A disabled employee "is required to be qualified for the then current 'position' he holds ... and transfer is not required." Fuller v. Frank, 916 F.2d 558, 562 (9th Cir.1990) (citation omitted). Miller wishes to continue as a permanent WG-02 coin checker. The job description for permanent WG-02 coin checkers states that "[a]lertness, mental concentration and excellent eye-hand coordination are required to detect imperfections and to work quickly in meeting production requirements." With the Mint's shift from assembly line to single-worker stations in order to increase efficiency, the Mint has established new production requirements for the five coin program based on a daily production quota.

The district court concluded that the daily production quota "was not an 'essential function' of the Coin Checker WG-02 position", was "not reasonable", and was "unlawful". These are legal conclusions which erroneously interfere with an agency's prerogative to choose and develop objective performance appraisal methods best suited to their needs. See, e.g. Wilson v. Dep't of Health & Human Serv., 770 F.2d 1048, 1052 (Fed.Cir.1985). "It is not the court's job to establish minimum qualification standards" for public employees. Lucero v. Hart, 915 F.2d 1367, 1371-72 (9th Cir.1990). After a thorough review of the entire district court record we conclude that the daily production quotas are an essential function of the coin checker WG-02 position. Moreover, it is evident that despite extensive efforts from court-appointed rehabilitation specialists to accommodate her, Miller still cannot meet the production requirements for the five coin program.

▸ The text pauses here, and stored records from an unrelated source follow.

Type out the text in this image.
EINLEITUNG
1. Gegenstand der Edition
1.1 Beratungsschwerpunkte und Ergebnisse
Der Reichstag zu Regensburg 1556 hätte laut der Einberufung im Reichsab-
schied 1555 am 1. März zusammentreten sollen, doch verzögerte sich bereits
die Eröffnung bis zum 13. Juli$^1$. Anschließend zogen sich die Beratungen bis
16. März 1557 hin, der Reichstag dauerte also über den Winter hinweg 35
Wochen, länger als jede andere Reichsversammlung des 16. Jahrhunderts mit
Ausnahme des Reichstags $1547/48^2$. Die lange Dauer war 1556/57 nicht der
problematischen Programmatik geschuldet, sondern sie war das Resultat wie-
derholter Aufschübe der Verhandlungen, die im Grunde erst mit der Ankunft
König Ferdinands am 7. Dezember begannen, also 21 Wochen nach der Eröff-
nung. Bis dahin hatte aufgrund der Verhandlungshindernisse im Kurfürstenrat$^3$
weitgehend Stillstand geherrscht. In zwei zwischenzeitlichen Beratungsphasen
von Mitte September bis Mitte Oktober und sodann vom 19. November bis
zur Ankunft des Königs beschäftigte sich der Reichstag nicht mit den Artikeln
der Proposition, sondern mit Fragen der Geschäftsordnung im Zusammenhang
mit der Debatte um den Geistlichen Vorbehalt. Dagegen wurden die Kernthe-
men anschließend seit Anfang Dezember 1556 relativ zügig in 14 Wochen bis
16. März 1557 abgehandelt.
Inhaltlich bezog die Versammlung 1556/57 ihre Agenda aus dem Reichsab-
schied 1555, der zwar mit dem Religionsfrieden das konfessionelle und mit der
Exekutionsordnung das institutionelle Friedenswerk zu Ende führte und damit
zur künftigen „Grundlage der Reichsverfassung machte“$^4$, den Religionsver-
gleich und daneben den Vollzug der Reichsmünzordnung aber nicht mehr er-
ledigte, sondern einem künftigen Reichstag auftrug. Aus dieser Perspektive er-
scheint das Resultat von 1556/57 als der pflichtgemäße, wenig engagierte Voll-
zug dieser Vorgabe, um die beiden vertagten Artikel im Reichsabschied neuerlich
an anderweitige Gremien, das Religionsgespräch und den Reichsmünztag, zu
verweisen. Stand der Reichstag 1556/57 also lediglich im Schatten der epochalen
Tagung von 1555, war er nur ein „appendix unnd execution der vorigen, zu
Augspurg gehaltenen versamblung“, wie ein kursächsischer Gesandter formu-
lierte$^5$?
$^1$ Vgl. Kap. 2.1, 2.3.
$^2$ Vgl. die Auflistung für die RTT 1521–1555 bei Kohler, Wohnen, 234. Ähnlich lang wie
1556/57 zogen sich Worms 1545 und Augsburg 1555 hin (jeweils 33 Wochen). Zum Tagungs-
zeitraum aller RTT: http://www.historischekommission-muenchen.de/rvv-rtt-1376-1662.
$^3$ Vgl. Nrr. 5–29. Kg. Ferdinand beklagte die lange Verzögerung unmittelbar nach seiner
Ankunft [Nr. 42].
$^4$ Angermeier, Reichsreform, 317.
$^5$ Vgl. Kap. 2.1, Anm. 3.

Miller contends that her court-ordered assignment to do intermittent work in the Mint's special coins program and "other duties" when special coin work is not available is a reasonable accommodation of her disability under the Americans With Disabilities Act (ADA), relevant EEOC regulations, and case law. But Miller's reliance upon the type of reassignment contemplated in Buckingham v. United States, 998 F.2d 735 (9th Cir.1993), Arneson v.